The plaster models can still be found, now housed at the Canadian Museum of History in Quebec, with replicas standing in Kew Gardens. The 1oz fine gold coin has a face value of £100 and therefore is free from Capital Gains Tax.
What is a Griffin?
Also known as gryphons, the Griffin is a well-known mythical beast mostly associated with Greek mythology but interesingly originated in Ancient India. The creature itself is a (nighmare inducing) combination of a lion’s torso and back legs, head and claws of an Eagle and ears like that of a horse. Depending on the myth, some have the addition of wings, just in case you thought you could outrun one! It’s apt that the Royal Mint chose the Griffin to launch the series, as the creature does have links to gold itself. Stories tell how merchants travelling the silk road noticed fossils of the creature near to gold veins. This association with the yellow metal then developed their reputation for being able to find the location of gold. Rumours were that their skill at finding gold combined with their strong beaks to prise the precious metal from the rocks. The creature’s nest was said to be built near to the gold source so the Griffin could guard its treasure with its ferocious body and sharp beak. In reality, these fossils are later been confirmed as belonging to the dinosaur Pentaceratops, but it hasn’t stopped the depication of the ancient beast. With their reputation of wisdom and strength, the image of the Griffin has always been popularly used with heraldry.
Our expert opinion
The Griffin Queens Beast is a hugely desirable investment and collectors coin. The design itself is beautiful and makes for a great talking point. As part of a 10 coin series we expect its value to rise at a faster pace than standard issue 1oz gold coins.
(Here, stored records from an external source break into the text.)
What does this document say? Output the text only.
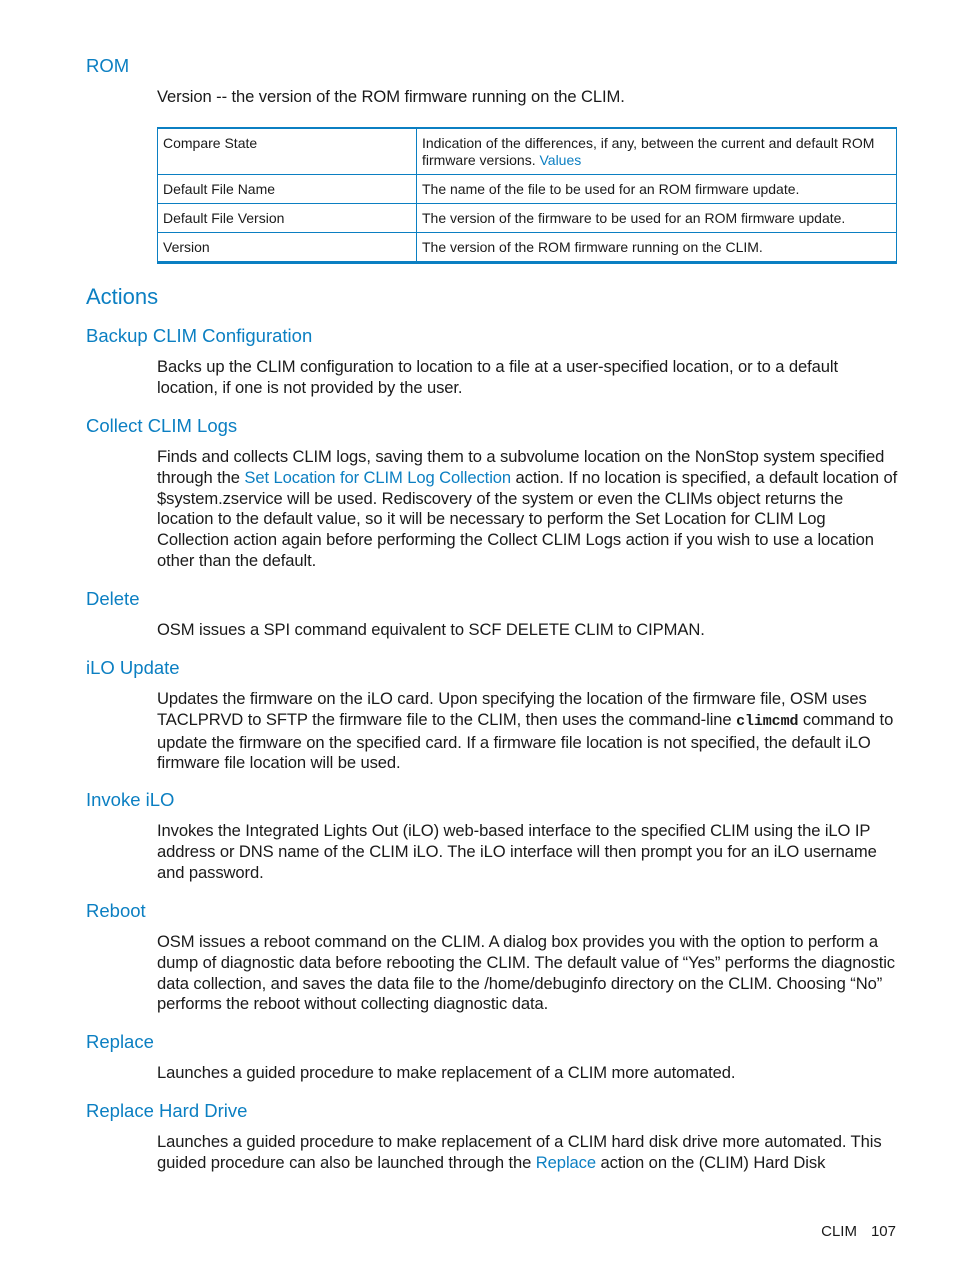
ROM

Version -- the version of the ROM firmware running on the CLIM.

Compare State	Indication of the differences, if any, between the current and default ROM firmware versions. Values
Default File Name	The name of the file to be used for an ROM firmware update.
Default File Version	The version of the firmware to be used for an ROM firmware update.
Version	The version of the ROM firmware running on the CLIM.
Actions
Backup CLIM Configuration

Backs up the CLIM configuration to location to a file at a user-specified location, or to a default location, if one is not provided by the user.

Collect CLIM Logs

Finds and collects CLIM logs, saving them to a subvolume location on the NonStop system specified through the Set Location for CLIM Log Collection action. If no location is specified, a default location of $system.zservice will be used. Rediscovery of the system or even the CLIMs object returns the location to the default value, so it will be necessary to perform the Set Location for CLIM Log Collection action again before performing the Collect CLIM Logs action if you wish to use a location other than the default.

Delete

OSM issues a SPI command equivalent to SCF DELETE CLIM to CIPMAN.

iLO Update

Updates the firmware on the iLO card. Upon specifying the location of the firmware file, OSM uses TACLPRVD to SFTP the firmware file to the CLIM, then uses the command-line climcmd command to update the firmware on the specified card. If a firmware file location is not specified, the default iLO firmware file location will be used.

Invoke iLO

Invokes the Integrated Lights Out (iLO) web-based interface to the specified CLIM using the iLO IP address or DNS name of the CLIM iLO. The iLO interface will then prompt you for an iLO username and password.

Reboot

OSM issues a reboot command on the CLIM. A dialog box provides you with the option to perform a dump of diagnostic data before rebooting the CLIM. The default value of “Yes” performs the diagnostic data collection, and saves the data file to the /home/debuginfo directory on the CLIM. Choosing “No” performs the reboot without collecting diagnostic data.

Replace

Launches a guided procedure to make replacement of a CLIM more automated.

Replace Hard Drive

Launches a guided procedure to make replacement of a CLIM hard disk drive more automated. This guided procedure can also be launched through the Replace action on the (CLIM) Hard Disk

CLIM 107
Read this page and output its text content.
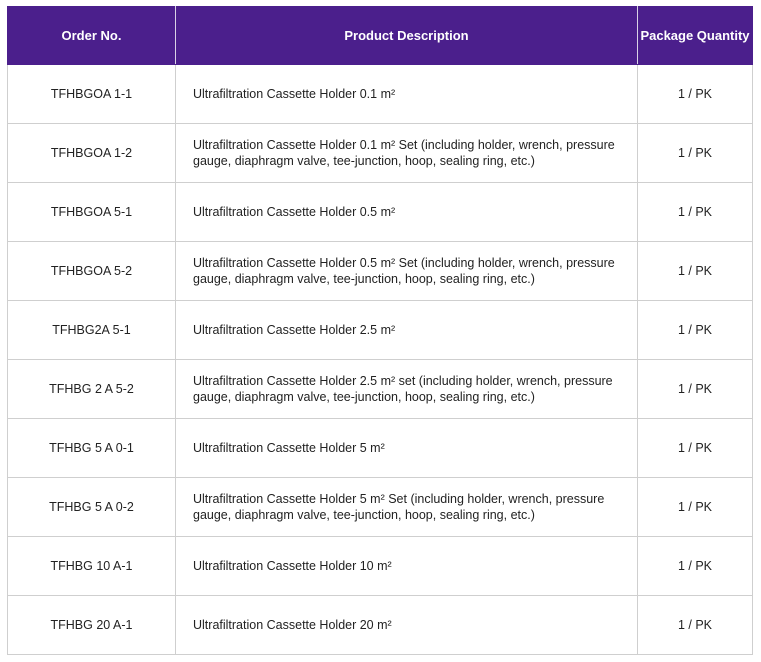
Order No.	Product Description	Package Quantity
TFHBGOA 1-1	Ultrafiltration Cassette Holder 0.1 m²	1 / PK
TFHBGOA 1-2	Ultrafiltration Cassette Holder 0.1 m² Set (including holder, wrench, pressure gauge, diaphragm valve, tee-junction, hoop, sealing ring, etc.)	1 / PK
TFHBGOA 5-1	Ultrafiltration Cassette Holder 0.5 m²	1 / PK
TFHBGOA 5-2	Ultrafiltration Cassette Holder 0.5 m² Set (including holder, wrench, pressure gauge, diaphragm valve, tee-junction, hoop, sealing ring, etc.)	1 / PK
TFHBG2A 5-1	Ultrafiltration Cassette Holder 2.5 m²	1 / PK
TFHBG 2 A 5-2	Ultrafiltration Cassette Holder 2.5 m² set (including holder, wrench, pressure gauge, diaphragm valve, tee-junction, hoop, sealing ring, etc.)	1 / PK
TFHBG 5 A 0-1	Ultrafiltration Cassette Holder 5 m²	1 / PK
TFHBG 5 A 0-2	Ultrafiltration Cassette Holder 5 m² Set (including holder, wrench, pressure gauge, diaphragm valve, tee-junction, hoop, sealing ring, etc.)	1 / PK
TFHBG 10 A-1	Ultrafiltration Cassette Holder 10 m²	1 / PK
TFHBG 20 A-1	Ultrafiltration Cassette Holder 20 m²	1 / PK
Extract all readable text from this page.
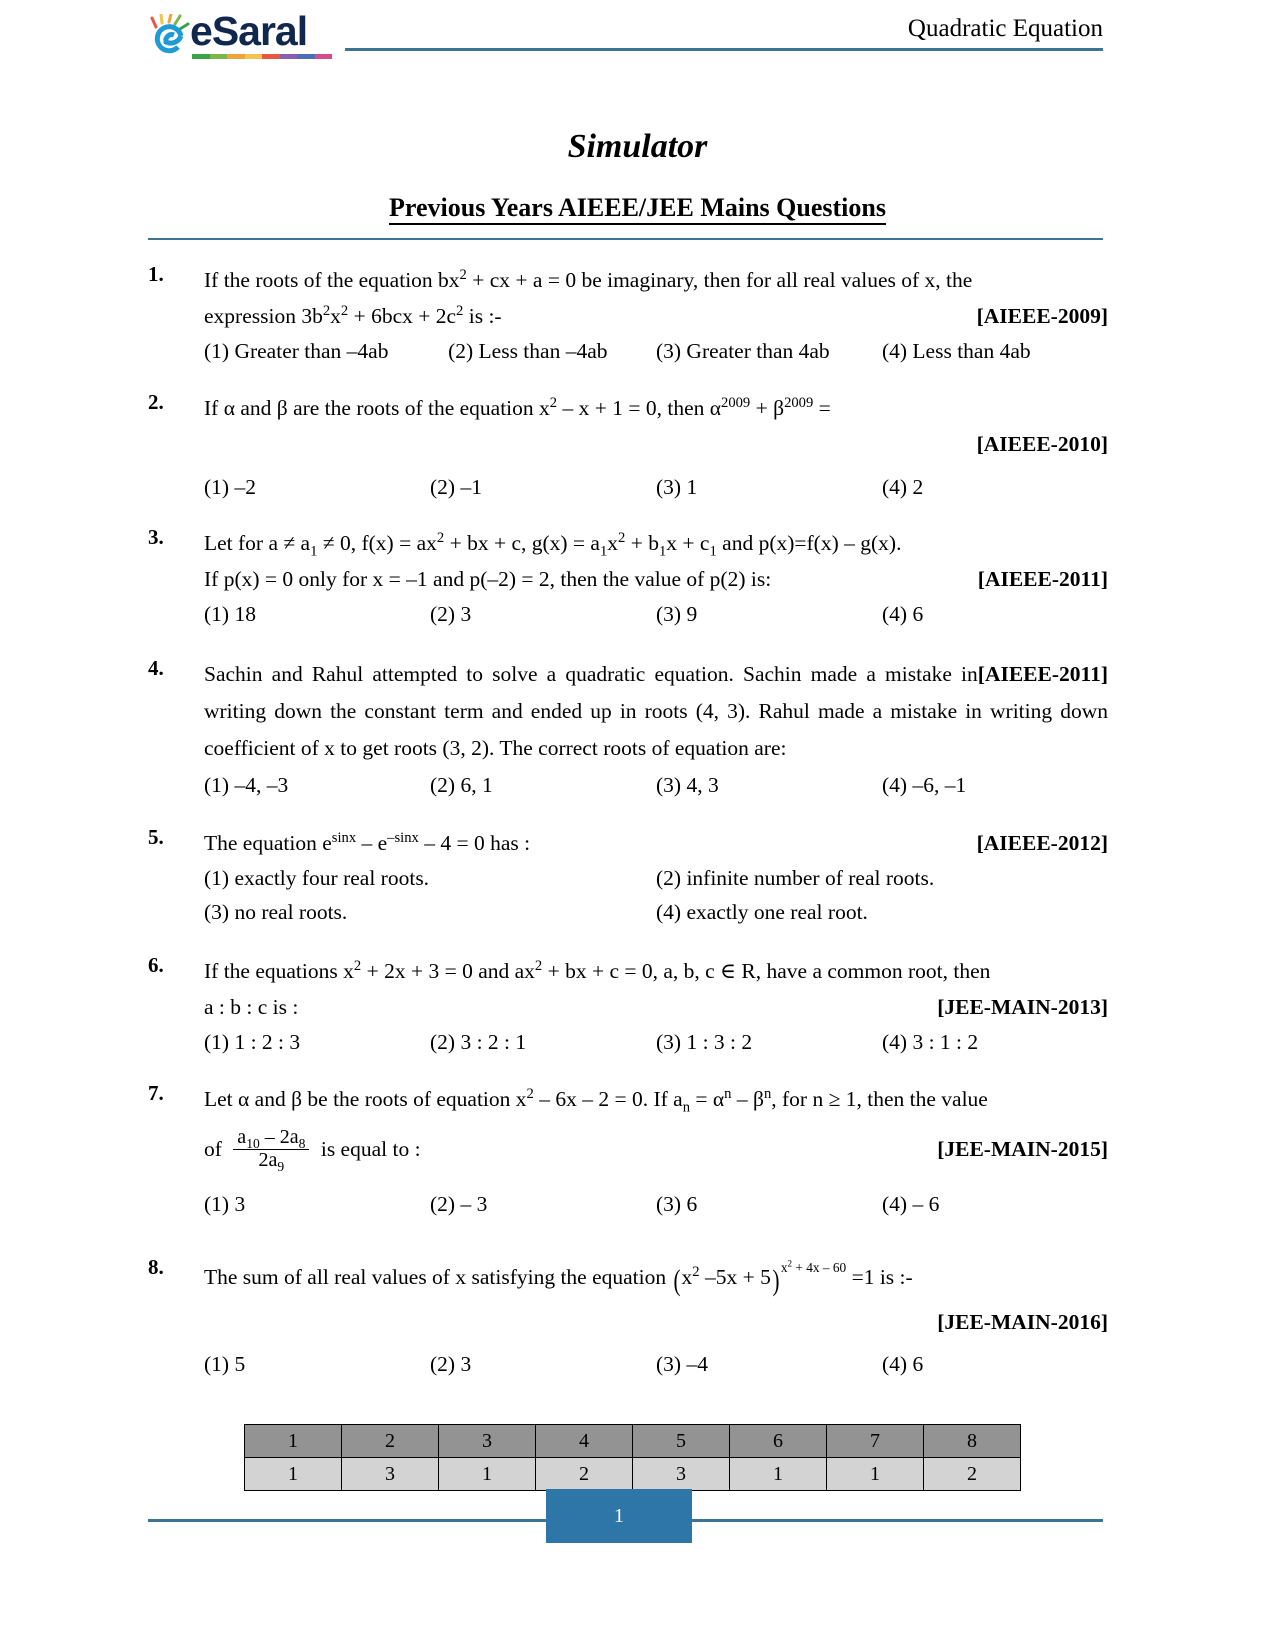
eSaral	Quadratic Equation
Simulator
Previous Years AIEEE/JEE Mains Questions
1.	If the roots of the equation $bx^2$ + cx + a = 0 be imaginary, then for all real values of x, the
[AIEEE-2009]
expression $3b^2x^2 + 6bcx + 2c^2$ is :-
(1) Greater than –4ab	(2) Less than –4ab	(3) Greater than 4ab	(4) Less than 4ab
2.	If α and β are the roots of the equation $x^2 - x + 1 = 0$, then $\alpha^{2009} + \beta^{2009}$ =
[AIEEE-2010]
(1) –2	(2) –1	(3) 1	(4) 2
3.	Let for $a \ne a_1 \ne 0$, $f(x) = ax^2$ + bx + c, $g(x) = a_1x^2 + b_1x + c_1$ and p(x)=f(x) – g(x).
[AIEEE-2011]
If p(x) = 0 only for x = –1 and p(–2) = 2, then the value of p(2) is:
(1) 18	(2) 3	(3) 9	(4) 6
4.	[AIEEE-2011]
Sachin and Rahul attempted to solve a quadratic equation. Sachin made a mistake in writing down the constant term and ended up in roots (4, 3). Rahul made a mistake in writing down coefficient of x to get roots (3, 2). The correct roots of equation are:
(1) –4, –3	(2) 6, 1	(3) 4, 3	(4) –6, –1
5.	[AIEEE-2012]
The equation $e^{sinx} - e^{-sinx} - 4 = 0$ has :
(1) exactly four real roots.	(2) infinite number of real roots.
(3) no real roots.	(4) exactly one real root.
6.	If the equations $x^2 + 2x + 3 = 0$ and $ax^2$ + bx + c = 0, a, b, c ∈ R, have a common root, then
[JEE-MAIN-2013]
a : b : c is :
(1) 1 : 2 : 3	(2) 3 : 2 : 1	(3) 1 : 3 : 2	(4) 3 : 1 : 2
7.	Let α and β be the roots of equation $x^2 - 6x - 2 = 0$. If $a_n = \alpha^n - \beta^n$, for n ≥ 1, then the value
[JEE-MAIN-2015]
of $\frac{a_{10} - 2a_8}{2a_9}$ is equal to :
(1) 3	(2) – 3	(3) 6	(4) – 6
8.	The sum of all real values of x satisfying the equation ($x^2$ –5x + 5) $^{x^2 + 4x - 60}$ =1 is :-
[JEE-MAIN-2016]
(1) 5	(2) 3	(3) –4	(4) 6
1	2	3	4	5	6	7	8
1	3	1	2	3	1	1	2
1
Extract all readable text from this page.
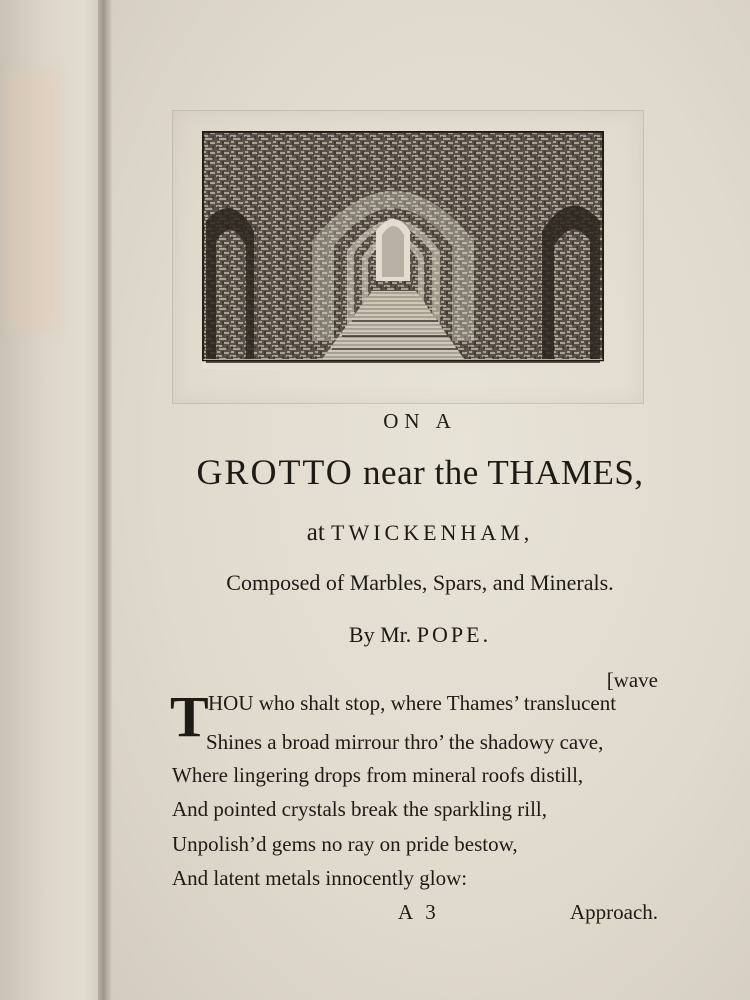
ON A
GROTTO near the THAMES,
at TWICKENHAM,
Composed of Marbles, Spars, and Minerals.
By Mr. POPE.
[wave
T HOU who shalt stop, where Thames’ translucent
Shines a broad mirrour thro’ the shadowy cave,
Where lingering drops from mineral roofs distill,
And pointed crystals break the sparkling rill,
Unpolish’d gems no ray on pride bestow,
And latent metals innocently glow:
A 3	Approach.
Look to team it with others in the Beast series such as the Dragon Beast gold coin. Currently availability is still good as each coins in the series is being released at short intervals. However, expect these to sell out and become tricky to buy. This is the type of coin which buyers are reluctant to sell, which in turn should push premiums up. Best buy some now while you can. If you’re seeking as much tax free gold for your money as possible, you may want to consider the standard issue Gold Britannia coin. We expect a strong interest in these coins from Asia too, due to their British heritage and limited issue. The Royal Mint recognise the power of this influence which explains why their 1oz coins are all now made in 24 carat gold rather than 22 carat, as pure gold is what the Asian market demands. The consequence to UK buyers is that they may sell out quicker, but prices will subsequently rise faster too.